Licenziamento per inidoneità fisica sopravvenuta: l'onere del datore di lavoro

Licenziamento per inidoneità fisica sopravvenuta: l’onere del datore di lavoro

In caso di licenziamento per inidoneità fisica sopravvenuta, il datore di lavoro ha l’onere di provare la sussistenza delle giustificazioni del recesso. Il datore di lavoro deve dimostrare il sopravvenuto stato di inidoneità del lavoratore e l’impossibilità di adibirlo a mansioni, eventualmente anche inferiori, compatibili con il suo stato di salute.
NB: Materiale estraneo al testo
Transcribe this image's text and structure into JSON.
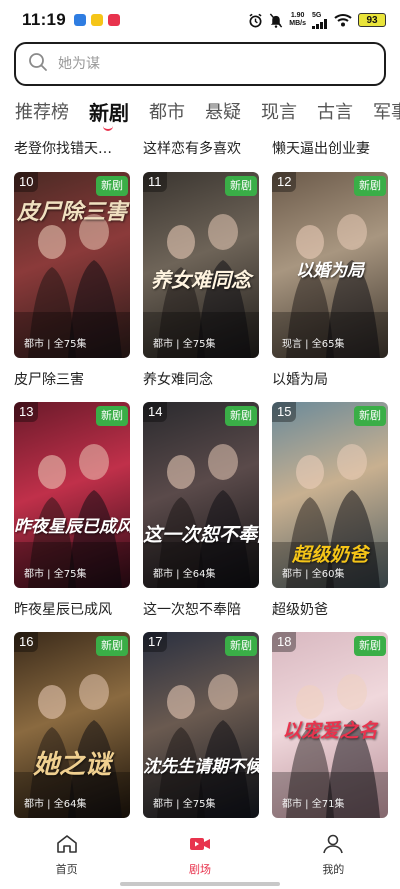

In più, l’impossibilità di adottare accomodamenti organizzativi ragionevoli.

 

Il caso

La Corte d’appello di Genova dichiarava illegittimo il licenziamento intimato ad una lavoratrice per sopravvenuta parziale inidoneità fisica allo svolgimento delle mansioni di OSS. A tale mansione era stata però precedentemente giudicata idonea alla mansione, seppur con limitazioni.
La Corte territoriale, accertata tramite c.t.u. l’esatta inabilità della lavoratrice, riteneva che la Cooperativa avesse violato l’obbligo di verificare la possibilità di effettuare adattamenti organizzativi ragionevoli in modo da trovarle una sistemazione adeguata alle condizioni di salute, adattamento possibile alla luce del tipo di organizzazione adottato dalla società.
Avverso tale sentenza la Cooperativa ha proposto ricorso per cassazione.

 

La decisione della Cassazione

La Suprema Corte ha ritenuto infondato il ricorso, condividendo le conclusioni raggiunte dalla Corte territoriale.
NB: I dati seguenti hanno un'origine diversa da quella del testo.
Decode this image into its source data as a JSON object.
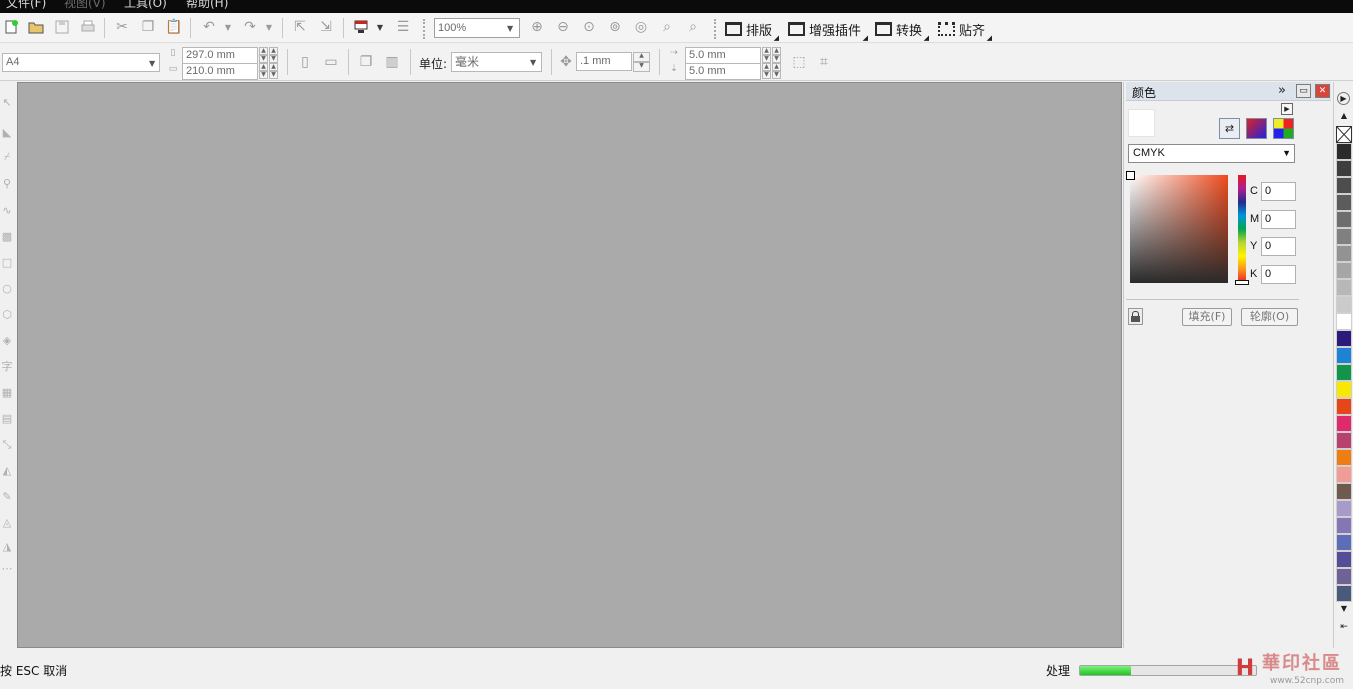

Ha ribadito che, nell’ipotesi di licenziamento per inidoneità fisica sopravvenuta del lavoratore e in presenza dei presupposti di applicabilità dell’art. 3, comma 3-bis, del d.lgs. n. 216 del 2003, il datore di lavoro ha l’onere di

  • provare la sussistenza delle giustificazioni del recesso,
  • dimostrare il sopravvenuto stato di inidoneità del lavoratore
  • dimostrare l’impossibilità di adibirlo a mansioni, eventualmente anche inferiori, compatibili con il suo stato di salute
  • dimostrare l’impossibilità di adottare accomodamenti organizzativi ragionevoli.

Tale ultimo onere può essere assolto mediante la deduzione del compimento di atti o operazioni strumentali all’avveramento dell’accomodamento ragionevole. Necessario che assumano il rango di fatti secondari presuntivi, idonei a indurre nel giudice il convincimento che il datore di lavoro abbia compiuto uno sforzo diligente ed esigibile per trovare una soluzione organizzativa appropriata in grado di scongiurare il licenziamento, avuto riguardo a ogni circostanza rilevante nel caso concreto.